With the resignation of Ms. Berger, the Audit Committee has only two members.  The Company notified the American Stock Exchange (“AMEX”) that as a result of Ms. Berger’s resignation, the Company is no longer in compliance with (i) Section 121(B)(2)(a)(i) of the AMEX Company Guide which requires that issuers maintain an Audit Committee of at least three members, each of whom is independent, and (ii) Section 121(B)(2)(a)(ii) of the AMEX Company Guide which requires each issuer’s Audit Committee to have at least one member who is financially sophisticated.  A search for Ms. Berger’s replacement on the Audit Committee is in progress.

On October 10, 2006, the Company received a letter from the AMEX regarding the Company’s noncompliance with Section 121(B)(2)(a)(i) and Section 121(B)(2)(a)(ii) of the AMEX Company Guide.  The AMEX has given the Company until December 28, 2006 to restore compliance with the AMEX requirements.  In setting that deadline, the AMEX has determined not to apply at this time the continued listing evaluation and follow-up procedures specified in Section 1009 of the AMEX Company Guide.  If, however, the Company fails to resolve the specified continued listing deficiency within the timeframe noted above, the AMEX will assess the Company’s continued listing eligibility including, as appropriate, the application of the continued listing evaluation follow-up procedures specified in Section 1009 of the AMEX Company Guide and/or initiation of delisting proceedings.

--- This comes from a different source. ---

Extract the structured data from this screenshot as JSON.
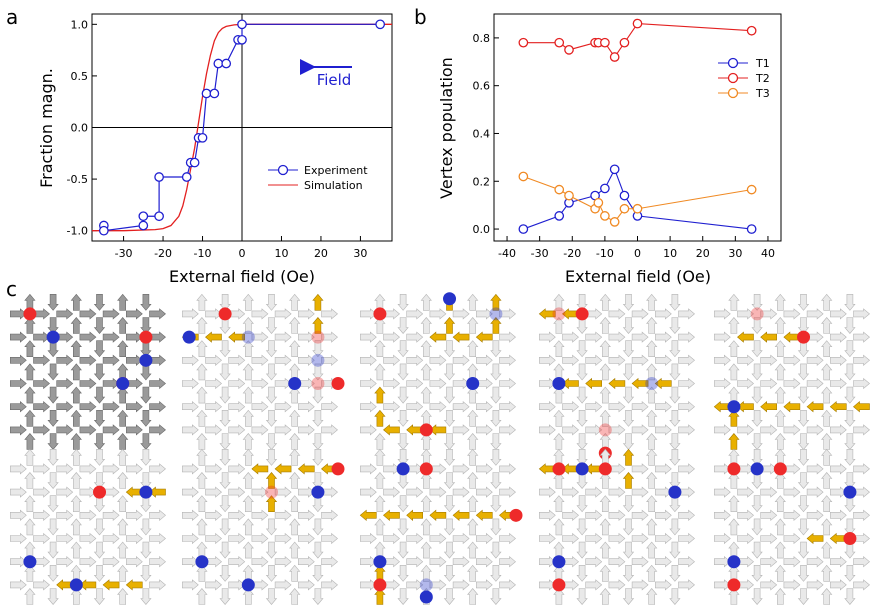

In the letter, AMEX also noted that within five days of the date of the letter, the Company will be included in a list of issuers, which is posted daily on the AMEX website, that are not in compliance with the AMEX’s continued listing standards.  Further, the Company will become subject to the indicator “.BC” to denote its current noncompliance.  Accordingly, “NTN” will trade as “NTN.BC.”  The website posting and indicator will remain in effect until the Company has regained compliance with the applicable continued listing standards.

The Company issued a press release pursuant to Sections 402 and 1009(j) of the AMEX Company Guide on October 16, 2006 disclosing its receipt of the warning letter and the fact that it is not in compliance with the specified provisions of the AMEX continued listing standards.

The Company is working diligently to complete its search for Ms. Berger’s replacement and anticipates that a replacement independent and financially sophisticated director will be appointed to the Board and the Audit Committee on or prior to December 28, 2006.

2




Item 9.01.  Financial Statements and Exhibits

 

(d)                           Exhibits

99.1                                             Press Release dated October 16, 2006, announcing receipt of noncompliance letter from the AMEX.

3




SIGNATURES

 

 

Pursuant to the requirements of the Securities Exchange Act of 1934, the registrant has duly caused this report to be signed on its behalf by the undersigned hereunto duly authorized.

NTN Buzztime, Inc.

 

 

 

 

Date: October 16, 2006

By:

/s/ Dario Santana

 

 

Dario Santana

 

 

Chief Executive Officer

 

4




EXHIBIT INDEX

 

Exhibit
Number

 

Description of Document

 

 

 

99.1

 

Press Release dated October 16, 2006, announcing receipt of noncompliance letter from the AMEX.